I really don't know how LLVM picks between branches or conditional moves, but my guess is that it doesn't assume that float equality is any less likely than other conditions, and some optimization pass in O3 turns unpredictable branches into conditional moves. I base this on the fact that adding std::hint::unlikely to the "equal" branch produces the same assembly for the function in both modes.
https://godbolt.org/z/erGPKaPcx
Whether it's safe to assume in general that float equality is unlikely for the purpose of program optimization, I'll leave to the compiler engineers. If you know the data your program will be handling, adding hints will avoid these surprises.
It ended up being > 2x faster in debug build, but 2x-5x slower in the release build (??!!?) [1]. I haven't learned much about compilers/"lower level" C++, so I moved on at that point.
How it worked:
1.) The P.Q. created a vector and resized it to known bounds.
2.) The P.Q. kept tract of and updated the "active sorting range" each time an element was inserted or popped.

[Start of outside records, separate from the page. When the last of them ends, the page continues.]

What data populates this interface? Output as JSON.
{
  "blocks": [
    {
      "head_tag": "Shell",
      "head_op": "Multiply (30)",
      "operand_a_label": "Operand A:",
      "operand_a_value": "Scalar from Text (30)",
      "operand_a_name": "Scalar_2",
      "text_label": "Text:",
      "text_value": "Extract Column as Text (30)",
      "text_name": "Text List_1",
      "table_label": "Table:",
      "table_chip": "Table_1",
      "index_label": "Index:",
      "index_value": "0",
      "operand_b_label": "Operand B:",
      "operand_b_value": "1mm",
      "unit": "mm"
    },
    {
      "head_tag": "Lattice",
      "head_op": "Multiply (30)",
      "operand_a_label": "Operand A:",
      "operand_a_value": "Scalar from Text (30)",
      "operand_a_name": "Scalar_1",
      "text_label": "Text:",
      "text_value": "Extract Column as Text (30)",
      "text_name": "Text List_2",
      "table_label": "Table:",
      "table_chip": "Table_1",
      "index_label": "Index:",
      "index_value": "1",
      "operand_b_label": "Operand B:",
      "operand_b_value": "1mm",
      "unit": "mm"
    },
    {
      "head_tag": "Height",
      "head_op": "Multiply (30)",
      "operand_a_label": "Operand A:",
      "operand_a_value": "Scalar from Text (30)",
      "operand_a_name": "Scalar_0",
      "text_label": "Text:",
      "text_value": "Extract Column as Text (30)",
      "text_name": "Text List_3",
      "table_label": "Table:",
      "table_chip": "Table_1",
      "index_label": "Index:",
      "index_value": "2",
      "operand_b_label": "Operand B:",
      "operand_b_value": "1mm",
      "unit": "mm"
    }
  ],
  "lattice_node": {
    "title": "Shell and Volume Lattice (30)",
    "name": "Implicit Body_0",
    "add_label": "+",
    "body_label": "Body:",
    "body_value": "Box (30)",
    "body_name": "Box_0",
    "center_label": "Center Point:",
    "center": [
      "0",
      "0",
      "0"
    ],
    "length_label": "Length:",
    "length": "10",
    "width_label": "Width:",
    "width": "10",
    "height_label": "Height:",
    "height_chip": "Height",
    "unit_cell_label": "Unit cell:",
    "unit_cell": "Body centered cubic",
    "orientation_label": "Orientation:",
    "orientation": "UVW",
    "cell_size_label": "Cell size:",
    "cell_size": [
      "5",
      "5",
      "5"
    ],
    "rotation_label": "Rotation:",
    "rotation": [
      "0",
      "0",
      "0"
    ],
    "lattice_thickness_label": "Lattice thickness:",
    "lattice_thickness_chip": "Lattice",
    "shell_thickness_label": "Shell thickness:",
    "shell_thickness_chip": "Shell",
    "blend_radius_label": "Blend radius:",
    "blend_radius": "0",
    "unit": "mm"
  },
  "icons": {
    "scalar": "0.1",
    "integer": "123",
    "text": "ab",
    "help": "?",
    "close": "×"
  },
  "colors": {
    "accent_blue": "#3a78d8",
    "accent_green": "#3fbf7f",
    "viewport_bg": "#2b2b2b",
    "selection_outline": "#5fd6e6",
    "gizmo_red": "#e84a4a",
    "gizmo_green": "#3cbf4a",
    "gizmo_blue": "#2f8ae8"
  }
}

2B.) So each time an element is added, it uses the closest unused vector element and updates the ".end" range to sort
2C.) Each time an element was removed, it updated the ".start" range
3.) In theory this should have saved reallocation overhead.
[1] I believe Visual Studio uses -O0 for debug, and -O2 for release.
I wonder whether profile-guided optimization would have led LLVM to select a better (or worse) decision.
The second one is your problem. Haswell is 15 years old now. Almost nobody owns a CPU that old. -O3 makes a lot of architecture-dependent decisions, and tying yourself to an antique architecture gives you very bad results.
Good post though.